An Emotionally Moving Tour At “Titanic. The Exhibition“
The first stop was at “Titanic. The Exhibition” (526 6th Avenue) where an intimate and private tour was held. The space has numerous artifacts from passengers and other historical items connected to the ship. From diaries to jewelry, a recovered life vest and event replicas of rooms on the ship are all a part of the experience.
The special part of this particular tour was descendants of survivors and those who passed from the tragedy were in attendance. The private tour was also hosted by Luis Ferreiro, CEO of Musealia, the company who curated and created “Titanic. The Exhibition.” Ferreiro went through various parts of the exhibit telling incredible stories of heroism, tragedy, hope and the layers of details of some of this history.
One story in particular that was heart-wrenching came from Joan Randall. Her mother Louise Fink and three other members of her family survived the sinking of the Titanic. Her mom was just four-years old when the ship sank and the shoes she wore during that time is on display at the exhibit.
Part of the reason Randall’s mom and her family survived was because of the Marconi telegraph machine which sent calls to nearby ships to help save passengers in lifeboats. A representative who spoke for the Marconi family called Princess Elettra Marconi (her father Guglielmo Marconi invented the device) to speak to the descendants there. It was a full circle moment for someone like Joan Randall, a daughter of a Titanic survivor, to speak to the daughter of someone whose invention helped save her mother’s life.
At the end of “Titanic. The Exhibition,” there is a room with the names of the perished passengers from first, second and third class as well as crew members. Over 1,500 people who lost their lives on April 15th, 1912. We were able to put a small candle light in the room as a small token of respect.

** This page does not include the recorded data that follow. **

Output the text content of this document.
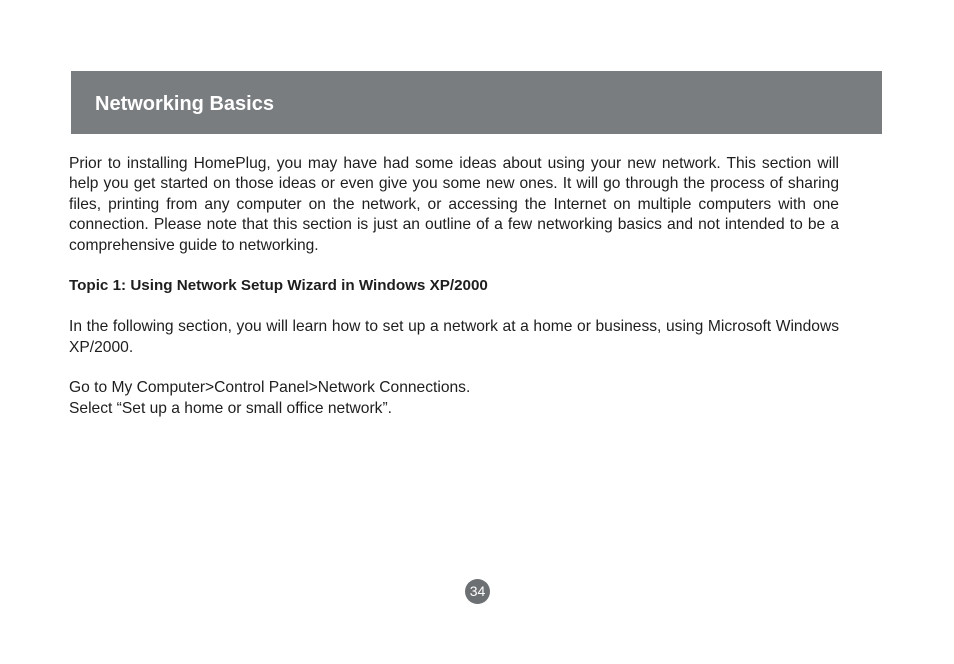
Networking Basics

Prior to installing HomePlug, you may have had some ideas about using your new network. This section will help you get started on those ideas or even give you some new ones. It will go through the process of sharing files, printing from any computer on the network, or accessing the Internet on multiple computers with one connection. Please note that this section is just an outline of a few networking basics and not intended to be a comprehensive guide to networking.

Topic 1: Using Network Setup Wizard in Windows XP/2000

In the following section, you will learn how to set up a network at a home or business, using Microsoft Windows XP/2000.

Go to My Computer>Control Panel>Network Connections.

Select “Set up a home or small office network”.

34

Words of Remembrance at the Titanic Memorial Lighthouse
We moved from the exhibit to the Titanic Memorial Lighthouse at the South Street Seaport, a structure many people might miss or just walk past. Fortunately, the full restoration of the lighthouse is set to take place by summer 2024. On April 15th, it’s a place of refuge for those affected members of the Titanic community.
Multiple wreaths were placed around the lighthouse memorial. Some descendants shared a few words and thoughts. The commissioner of the Mayor’s Office of Immigrant Affairs, Manuel Castro spoke to the crowd about the power and hardships of immigrants. The story of immigration is a steady thread in many of the passengers stories who were aboard the Titanic.
Many passenger narratives were about just wanting a better life for themselves and their families. It’s a somber realization to commemorate the passengers who died, in a city they were looking forward to calling home but never got the chance to.
An Exhale of Peace and Prayers at Pier 16
A couple of the wreaths were taken to a final resting place, Pier 16. A few descendants let the wreaths go into the Hudson River. It was a quiet and soft moment as we watched them float away towards the Brooklyn Bridge.
We stood there looking out on the water as clouds began to gather. We were at the destination city the Titanic was supposed to sail to, on the day it sank, 111 years ago. It was a bittersweet moment thinking of the lives lost, the lives saved and a level of immense gratitude for the life we have now.